Nothing online to indicate that it is a scam, if the link goes to gonoodle.com and not to some variation.

It looks like a kids learning game. It sounds safe. Do you have kids using the internet?

No, no kids. But I’m perturbed at an account apparently having been created with my name and email without my doing it.

Just changed my email password to be safe.

That is really strange. I think teachers use that site. Anyone doing that?

GoNoodle has some dance videos on YouTube for kids.
Sent from my iPad using Tapatalk

There has been a long history of scammers signing people up for accounts at sites using emails harvested by spammers.

I’m not sure about this particular site but there has been some problems with some sites where a “secondary” email address is also attached to the account.

E.g., there are sites which harvest contact lists (why do people let these sites do this at all???). You stupidly decide to finish registering at the site, give them your contact list, the scammer’s do a password reset request to their secondary email address, log in, scoop the contact list (not just emails, but names which are really helpful).

Next thing you know your friends are getting emails forged from you, addressing them by name saying “Click on this fun link.”

This is as far as I got. Delete them and get on with your life.

Regards,
Shodan

PS - if there was a link, don’t click on it.

Is your email address a variation on your real name? It’s not unheard of for someone to make a typo while signing up for a service, and receiving multiple signup emails in a row is something that would happen if the intended recipient didn’t get it the first time and had the signup message resent.

Plus, sometimes people don’t understand how email works and assume they just have one the way they just have a postal address and put in firstlast@gmail.com because that’s all they know, or they didn’t want to be spammed and made up a realistic email address that happened to be yours.

GoNoodle is a great website for elementary classrooms, full of videos just the right length for taking a quick break. Three minutes of dancing to popcorn pop, or of some goofy dudes rapping about syllables, or of a bunch of doofuses singing a camp song, or some hippie-drippy meditation relaxation–it’s all good. They try to get you to sign up for the premium service with lots more videos, but the free site is great.

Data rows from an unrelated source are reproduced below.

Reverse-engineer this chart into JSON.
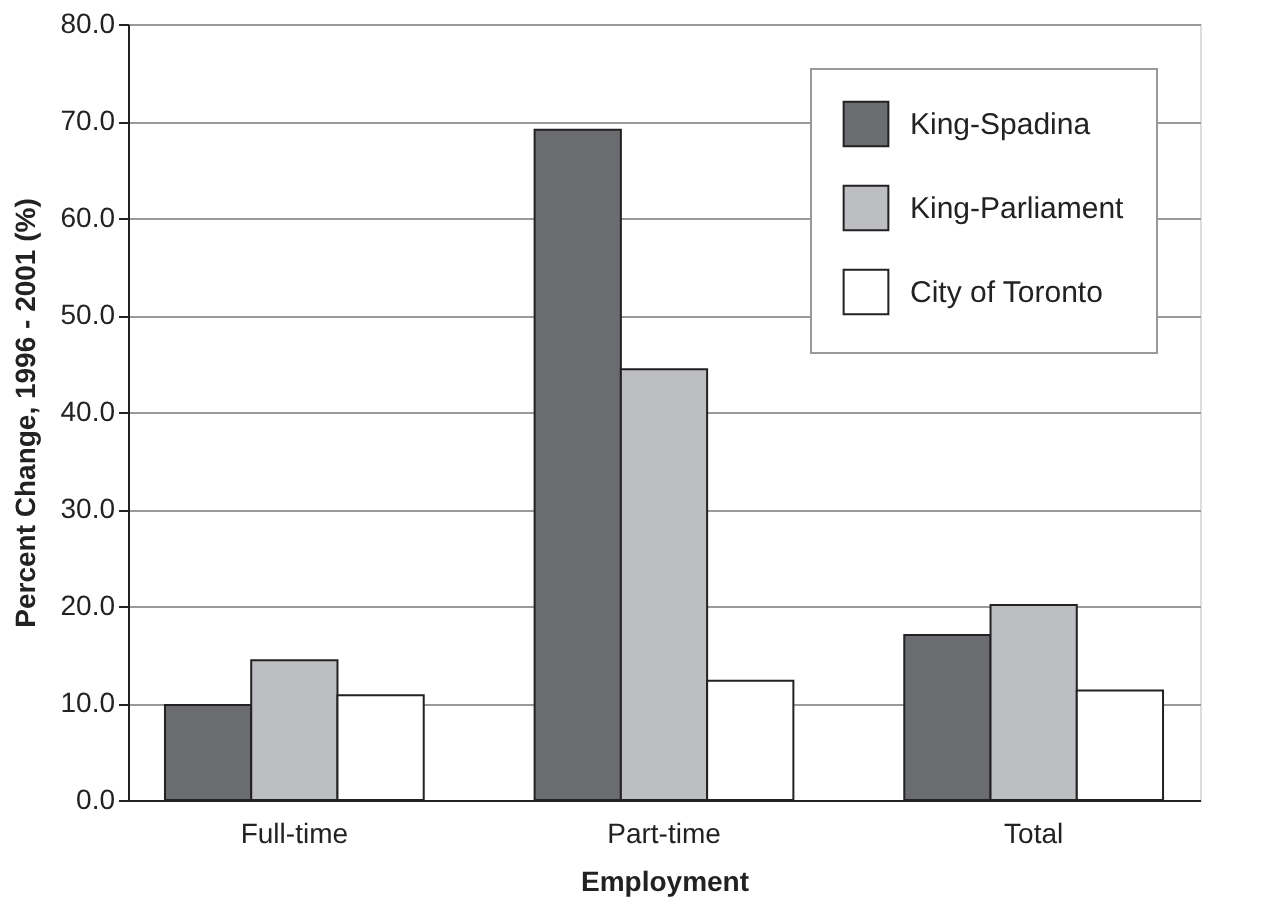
{
  "chart_data": {
    "type": "bar",
    "xlabel": "Employment",
    "ylabel": "Percent Change, 1996 - 2001 (%)",
    "categories": [
      "Full-time",
      "Part-time",
      "Total"
    ],
    "series": [
      {
        "name": "King-Spadina",
        "color": "#6b6c70",
        "values": [
          9.8,
          69.1,
          17.0
        ]
      },
      {
        "name": "King-Parliament",
        "color": "#bdbec2",
        "values": [
          14.4,
          44.4,
          20.1
        ]
      },
      {
        "name": "City of Toronto",
        "color": "#ffffff",
        "values": [
          10.8,
          12.3,
          11.3
        ]
      }
    ],
    "ylim": [
      0,
      80
    ],
    "yticks": [
      {
        "value": 0,
        "label": "0.0"
      },
      {
        "value": 10,
        "label": "10.0"
      },
      {
        "value": 20,
        "label": "20.0"
      },
      {
        "value": 30,
        "label": "30.0"
      },
      {
        "value": 40,
        "label": "40.0"
      },
      {
        "value": 50,
        "label": "50.0"
      },
      {
        "value": 60,
        "label": "60.0"
      },
      {
        "value": 70,
        "label": "70.0"
      },
      {
        "value": 80,
        "label": "80.0"
      }
    ],
    "grid": "y",
    "legend": "top right"
  }
}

But if you don’t need it, definitely don’t sign up for it.

My son has a GoNoodle account (it’s great - he likes it a lot and it’s a good break from MineCraft).

However, it was set up through his school and I certainly didn’t have to create and account. If you don’t have a kid, that is doubly suspicious. I would just delete it.

No, my email has nothing to do with my name. I am wondering if someone hacked into my email, but I changed the password.

It’s not necessary to hack into your email to put your email address in a form. My guess is somebody has the address [EMAIL=“velocityx@example.com”]velocityx@example.com, but they put [EMAIL=“velocity@example.com”]velocity@example.com into the form, and now you’re getting emails from the site. Just like somebody doesn’t need to “get” your phone number to call you, they just put in some digits and your phone happens to be the one that rings.

A good site will send a verification email “click here to verify this is your address, if you didn’t sign up for this, don’t click and you’ll never hear from us again.” Many sites, which are legitimate, but poorly run, will just start sending stuff to that address.

I get some woman in Florida’s Petco receipts, because she entered my email into their system. If it ends up bothering me enough I’ll use the password recovery feature from the site and change it or do whatever is necessary to disable the account.